Hoje, em plena “rua cor-de-rosa”, o Musicbox é uma espécie de aldeia gaulesa em pleno império romano, rodeado de bares e discotecas mais virados para o turismo. “O excesso de turistificação faz com que o Musicbox se sinta como um espaço resistente, mas para nós continua a fazer sentido estar no centro. É com alguma tristeza que assistimos ao que acontece naquele bairro, pensando no que podia ter sido e no que se está a tornar”, afirma Gonçalo Riscado.

“Lisboa não tem conseguido olhar para a animação noturna nem regulá-la para a proteger. Continuo a ter dificuldade em perceber como, nos anos 20 do século XXI, não há um pensamento estratégico sobre a vida noturna de uma cidade. Estes lugares são os pontos de encontro principais das pessoas, são fundamentais para as dinâmicas culturais da cidade, para as comunidades se juntarem, para a cena local florescer. Isto é importante para quem vive na cidade e também para quem está de visita e não quer vir para uma cidade morta ou uma cidade museu ou uma cidade de vida barata como único atrativo. Atualmente há muito mais espaços e muito mais diversidade, mas tudo isso está a ser empurrado para periferias. É como se houvesse uma promessa de que esta cidade pode representar uma série de coisas, mas depois se dificulta a sua concretização. E o Cais do Sodré é um paradigma disto tudo.”

Mesa farta

Quem passa a porta debaixo do arco, encontra, quase diariamente, um cartaz pensado ao detalhe. Para Gonçalo Riscado, é importante não perder essa regularidade. “Acredito que devemos combater a sazonalidade da agenda cultural. Nada contra festivais, mas a cidade não pode estar refém deles. Têm de existir pontos de encontro, de debate, de programação de música, cinema, teatro… Só assim conseguimos construir comunidade ao longo de todo o ano.”

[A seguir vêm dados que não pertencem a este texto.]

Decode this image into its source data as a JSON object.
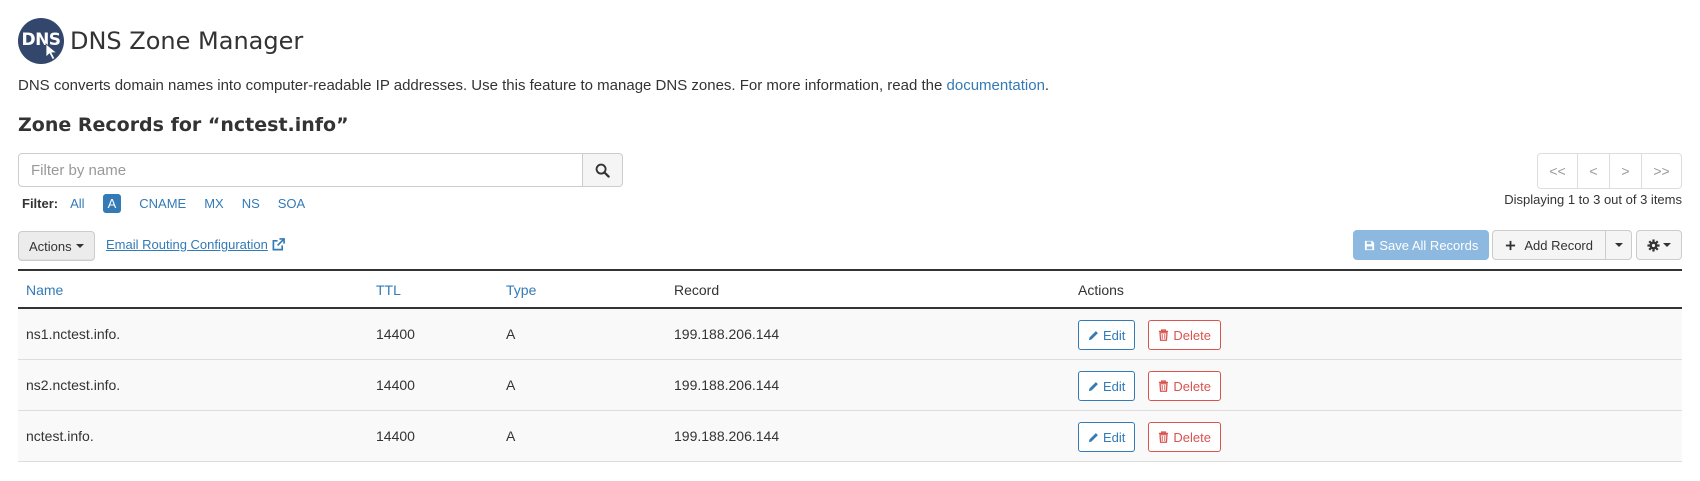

Parte da equipa da CTL – Cultural Trend Lisbon, a estrutura de produção por detrás do Musicbox ©Manuel Rodrigues Levita/CML-ACL

 

O Musicbox tem sempre um calendário preenchido e, lá dentro, tanto podemos encontrar artistas a dar os primeiros passos como outros já consagrados. Devem ser poucas as bandas de música ou cantores e djs que aqui não tenham atuado. Nesta morada, têm cabido todas as pessoas que gostam de música – as que a criam, mas também as que a seguem ou as que vêm à descoberta. Por isso, na newsletter que anuncia estes dias de festa, a jornalista Joana Canela escreve: “O aniversário do Musicbox é como uma mesa farta cheia de amigos. Arranja-se sempre espaço para mais um nesta sala (…). Nesta grande família cabem os primos do hip-hop, o tio do techno, os filhos do rock e todas as futuras e atuais gerações, nichos, coletivos, grupos de amigos e pessoas singulares. Até o turista pode vir jantar connosco. No menu musical, o buffet sempre a escaldar com novos pratos, ora mais modernos e ousados, ora mais tradicionais. E aquela sensação de provar algo nunca degustado: aquelas apetitosas primeiras vezes. A verdade que ninguém conta é que as seguintes são ainda melhores.”

Nestes 18 anos, muito pode ter mudado e muitos de nós podemos ter crescido (e envelhecido), mas o Musicbox continua ali para nos lembrar que podemos ser eternamente anti-maiores.